I know this approach is certainly not the most secure because of passwords,etc. So if there is a safer and securer way to do the job let me know.

Thanks for any hints

3 Answers 3

4

"expect" is the usual way to script such interactions.

http://en.wikipedia.org/wiki/Expect

0

+1 for expect.

However, if you're like me, you'll find tcl (expect's native language) extremely painful.

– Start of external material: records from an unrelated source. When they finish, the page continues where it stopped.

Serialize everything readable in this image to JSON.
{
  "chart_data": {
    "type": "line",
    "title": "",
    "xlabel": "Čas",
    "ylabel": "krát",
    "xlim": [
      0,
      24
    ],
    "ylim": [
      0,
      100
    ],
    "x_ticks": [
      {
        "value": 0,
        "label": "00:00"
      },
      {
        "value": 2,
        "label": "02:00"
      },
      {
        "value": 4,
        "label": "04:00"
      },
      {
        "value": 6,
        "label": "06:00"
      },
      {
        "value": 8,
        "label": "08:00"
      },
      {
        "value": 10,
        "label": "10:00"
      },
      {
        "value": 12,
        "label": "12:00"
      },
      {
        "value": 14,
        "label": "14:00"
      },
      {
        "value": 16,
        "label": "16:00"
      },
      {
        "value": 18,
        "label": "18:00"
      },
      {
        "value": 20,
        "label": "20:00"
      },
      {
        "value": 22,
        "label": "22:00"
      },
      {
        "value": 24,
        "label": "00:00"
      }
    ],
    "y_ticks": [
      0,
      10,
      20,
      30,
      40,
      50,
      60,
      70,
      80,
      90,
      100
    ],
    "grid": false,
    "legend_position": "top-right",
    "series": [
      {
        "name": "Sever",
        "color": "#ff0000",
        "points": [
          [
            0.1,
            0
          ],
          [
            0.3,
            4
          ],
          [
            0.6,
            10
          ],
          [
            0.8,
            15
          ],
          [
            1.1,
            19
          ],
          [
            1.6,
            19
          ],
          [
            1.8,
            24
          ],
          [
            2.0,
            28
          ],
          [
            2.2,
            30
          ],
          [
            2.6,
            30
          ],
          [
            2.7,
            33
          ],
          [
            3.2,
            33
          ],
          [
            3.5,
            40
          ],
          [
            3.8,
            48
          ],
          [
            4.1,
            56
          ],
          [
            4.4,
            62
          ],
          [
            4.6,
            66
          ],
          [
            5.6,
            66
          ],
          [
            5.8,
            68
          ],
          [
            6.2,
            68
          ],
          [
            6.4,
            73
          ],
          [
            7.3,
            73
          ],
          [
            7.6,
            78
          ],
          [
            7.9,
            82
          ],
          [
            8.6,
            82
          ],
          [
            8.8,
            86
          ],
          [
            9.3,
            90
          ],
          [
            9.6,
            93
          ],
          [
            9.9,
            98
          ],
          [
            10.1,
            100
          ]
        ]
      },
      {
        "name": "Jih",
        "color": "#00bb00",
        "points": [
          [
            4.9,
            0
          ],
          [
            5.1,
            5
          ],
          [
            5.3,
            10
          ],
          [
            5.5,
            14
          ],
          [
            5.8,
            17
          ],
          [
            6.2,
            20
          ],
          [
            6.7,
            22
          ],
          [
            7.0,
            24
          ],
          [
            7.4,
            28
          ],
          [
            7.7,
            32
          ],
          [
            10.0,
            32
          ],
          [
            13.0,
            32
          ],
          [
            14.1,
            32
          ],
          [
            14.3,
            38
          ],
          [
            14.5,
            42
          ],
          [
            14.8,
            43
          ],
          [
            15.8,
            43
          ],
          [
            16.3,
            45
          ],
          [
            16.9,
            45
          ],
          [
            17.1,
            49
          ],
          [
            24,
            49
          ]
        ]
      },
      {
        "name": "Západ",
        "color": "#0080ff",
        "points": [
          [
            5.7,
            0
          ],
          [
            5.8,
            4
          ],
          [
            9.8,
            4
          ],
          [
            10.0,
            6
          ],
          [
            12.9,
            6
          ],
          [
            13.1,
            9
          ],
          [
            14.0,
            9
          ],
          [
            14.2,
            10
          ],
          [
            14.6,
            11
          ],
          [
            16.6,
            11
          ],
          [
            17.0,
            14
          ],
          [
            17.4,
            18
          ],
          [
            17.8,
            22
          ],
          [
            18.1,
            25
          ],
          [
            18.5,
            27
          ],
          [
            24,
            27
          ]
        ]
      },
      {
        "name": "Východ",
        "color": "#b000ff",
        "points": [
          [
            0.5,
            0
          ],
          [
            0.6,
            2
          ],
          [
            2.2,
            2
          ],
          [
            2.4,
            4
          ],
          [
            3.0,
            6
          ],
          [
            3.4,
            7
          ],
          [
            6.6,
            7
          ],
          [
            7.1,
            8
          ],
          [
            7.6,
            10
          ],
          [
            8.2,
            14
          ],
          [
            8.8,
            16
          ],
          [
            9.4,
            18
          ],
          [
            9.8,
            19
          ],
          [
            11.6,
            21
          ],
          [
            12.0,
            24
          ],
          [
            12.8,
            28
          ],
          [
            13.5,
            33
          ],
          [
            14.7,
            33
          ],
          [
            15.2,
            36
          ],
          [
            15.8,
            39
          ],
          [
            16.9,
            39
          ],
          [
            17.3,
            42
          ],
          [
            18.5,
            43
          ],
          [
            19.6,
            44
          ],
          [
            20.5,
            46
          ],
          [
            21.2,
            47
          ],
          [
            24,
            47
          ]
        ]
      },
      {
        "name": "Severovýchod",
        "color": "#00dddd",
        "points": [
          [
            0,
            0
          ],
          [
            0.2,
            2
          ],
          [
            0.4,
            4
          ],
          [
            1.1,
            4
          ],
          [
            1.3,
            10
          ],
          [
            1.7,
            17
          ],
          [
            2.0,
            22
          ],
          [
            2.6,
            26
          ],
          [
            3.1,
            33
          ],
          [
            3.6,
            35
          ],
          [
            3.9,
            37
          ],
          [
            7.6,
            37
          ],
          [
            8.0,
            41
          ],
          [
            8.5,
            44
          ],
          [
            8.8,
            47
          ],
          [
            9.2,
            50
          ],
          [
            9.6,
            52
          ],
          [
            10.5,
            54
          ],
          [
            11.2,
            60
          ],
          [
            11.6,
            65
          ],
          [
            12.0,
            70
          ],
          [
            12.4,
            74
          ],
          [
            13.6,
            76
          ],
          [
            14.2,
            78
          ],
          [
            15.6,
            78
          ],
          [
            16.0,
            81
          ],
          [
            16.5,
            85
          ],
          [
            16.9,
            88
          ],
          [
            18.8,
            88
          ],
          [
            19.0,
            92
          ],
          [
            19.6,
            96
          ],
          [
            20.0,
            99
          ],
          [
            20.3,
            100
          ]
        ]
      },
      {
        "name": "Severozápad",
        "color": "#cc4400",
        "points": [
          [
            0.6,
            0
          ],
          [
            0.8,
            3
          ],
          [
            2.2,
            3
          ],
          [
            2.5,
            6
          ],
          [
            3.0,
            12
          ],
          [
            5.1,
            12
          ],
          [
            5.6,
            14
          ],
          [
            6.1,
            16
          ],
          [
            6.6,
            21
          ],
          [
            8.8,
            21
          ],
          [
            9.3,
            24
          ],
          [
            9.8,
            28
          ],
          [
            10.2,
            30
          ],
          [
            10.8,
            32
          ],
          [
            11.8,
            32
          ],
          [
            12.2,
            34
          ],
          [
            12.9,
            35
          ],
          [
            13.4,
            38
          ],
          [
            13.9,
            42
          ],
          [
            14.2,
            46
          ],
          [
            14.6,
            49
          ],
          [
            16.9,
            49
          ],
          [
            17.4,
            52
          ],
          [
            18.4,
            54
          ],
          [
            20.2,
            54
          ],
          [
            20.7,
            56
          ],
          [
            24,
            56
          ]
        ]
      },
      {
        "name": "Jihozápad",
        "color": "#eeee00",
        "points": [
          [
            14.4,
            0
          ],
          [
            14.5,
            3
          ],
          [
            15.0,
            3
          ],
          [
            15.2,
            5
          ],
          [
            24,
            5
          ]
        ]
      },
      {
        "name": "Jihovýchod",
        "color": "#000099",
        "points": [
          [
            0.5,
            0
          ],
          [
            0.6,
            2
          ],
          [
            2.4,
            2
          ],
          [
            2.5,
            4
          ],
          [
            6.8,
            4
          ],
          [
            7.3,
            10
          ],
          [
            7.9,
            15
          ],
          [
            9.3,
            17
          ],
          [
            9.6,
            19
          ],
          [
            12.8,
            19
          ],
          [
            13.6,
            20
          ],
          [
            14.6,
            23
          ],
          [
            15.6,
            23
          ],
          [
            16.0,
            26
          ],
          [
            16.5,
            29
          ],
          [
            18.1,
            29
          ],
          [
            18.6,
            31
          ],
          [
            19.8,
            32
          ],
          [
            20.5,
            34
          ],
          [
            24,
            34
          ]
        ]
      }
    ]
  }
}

If you dig down in to the wikipedia article, you'll find that there are perl and python (and certainly other) bindings for expect that let you do all the interactive things you need with much less code pain.

Best of luck.

0

Perl also has IPC::Run which I'm beginning to use after having used Expect (in Tcl and perl) quite a lot. My IPC::Run based code tends to be shorter and easier to read when I'm done.